After uncountable moments she broke away and, kissing my eyelids, asked, “Was
it bad?”

I nodded into her neck.

“Do you want to talk about it?”

“A bit later?”

“Of course, babe.”

“Hon?”

“Yeah?”

“I need to tell you something..”


“Yeah?”

“I think you’ve left the stove on.”

She yelped, sniffing the air, and ran towards the kitchen with a gleeful chirp. I
wiped off the single tear, got off the bed and walked towards the kitchen and there
she was – my wife, my best friend. She wore the Cosmere apron we had found at a
thrift store on top of the green sweater my mother had knit for her. Her hands,
which had wiped off my tears during what she called the “poopoo times”, were
busy scraping the burnt omelette from the pan. Her eyes, which had accompanied
mine as they walked down the pages of hundreds of fantasy novels, looked up
towards me with guilty innocence, like Coppy’s when she accidentally tripped me
as a child.

“I wanted to make your favourite breakfast,” she muttered with a pout.

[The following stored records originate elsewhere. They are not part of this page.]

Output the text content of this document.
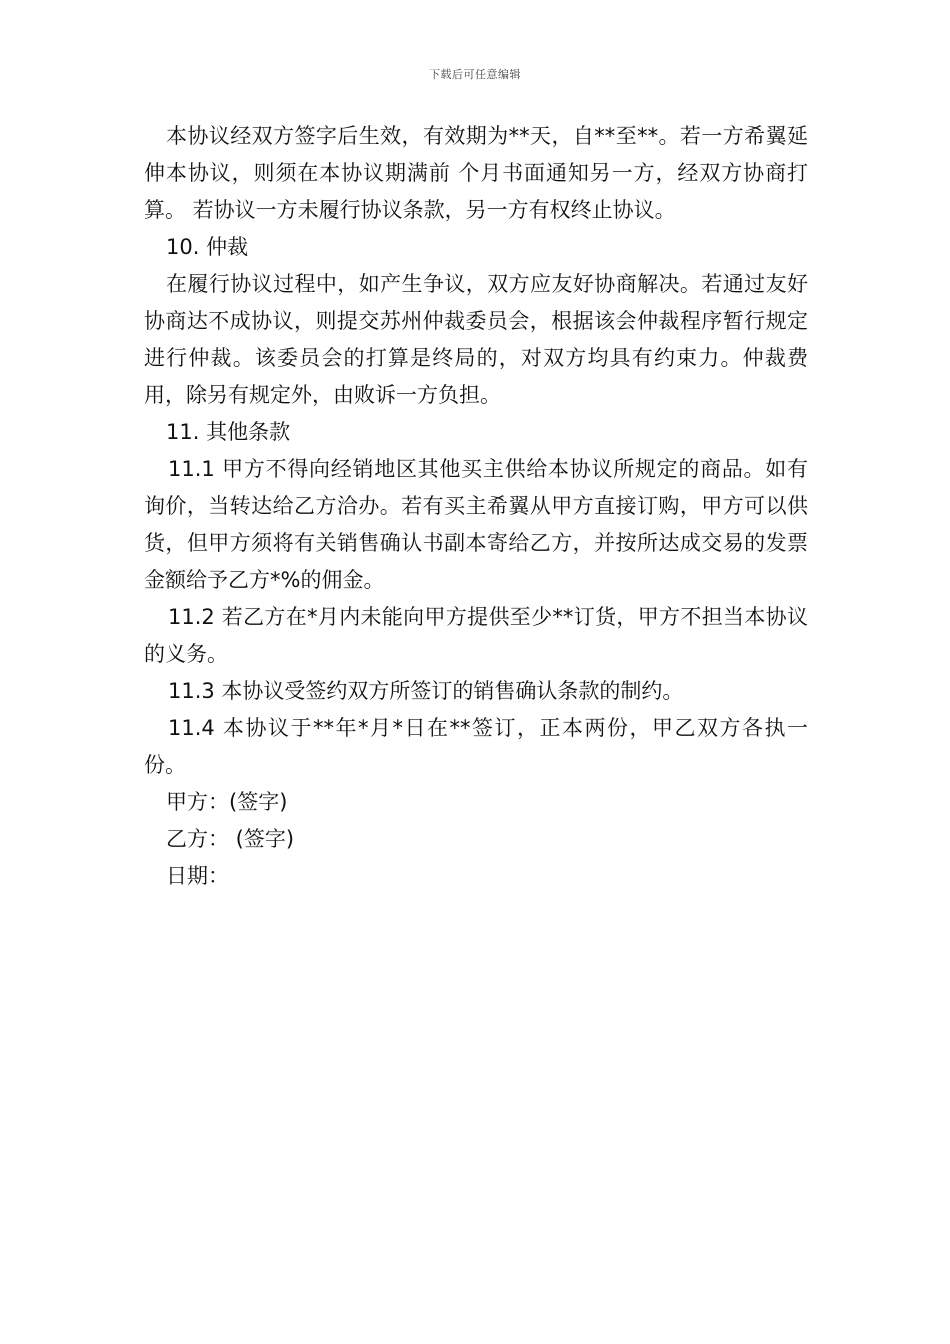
下载后可任意编辑

本协议经双方签字后生效，有效期为**天，自**至**。若一方希翼延伸本协议，则须在本协议期满前 个月书面通知另一方，经双方协商打算。 若协议一方未履行协议条款，另一方有权终止协议。

10. 仲裁

在履行协议过程中，如产生争议，双方应友好协商解决。若通过友好协商达不成协议，则提交苏州仲裁委员会，根据该会仲裁程序暂行规定进行仲裁。该委员会的打算是终局的，对双方均具有约束力。仲裁费用，除另有规定外，由败诉一方负担。

11. 其他条款

11.1 甲方不得向经销地区其他买主供给本协议所规定的商品。如有询价，当转达给乙方洽办。若有买主希翼从甲方直接订购，甲方可以供货，但甲方须将有关销售确认书副本寄给乙方，并按所达成交易的发票金额给予乙方*%的佣金。

11.2 若乙方在*月内未能向甲方提供至少**订货，甲方不担当本协议的义务。

11.3 本协议受签约双方所签订的销售确认条款的制约。

11.4 本协议于**年*月*日在**签订，正本两份，甲乙双方各执一份。

甲方：(签字)

乙方： (签字)

日期：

“It’s okay, babe,” I said, noticing the grin on my face, “I love you.”

“I love you,” she replied, scrunching her nose and smiling like a teenager in love,
“Do you want to talk about that dream?”

I watched her clean up the pan and break another egg for me. “No,” I said walking
up to her. The smell of lilac, gooseberries and burnt eggs felt like home as I
hugged her from behind. “It was just a dream.”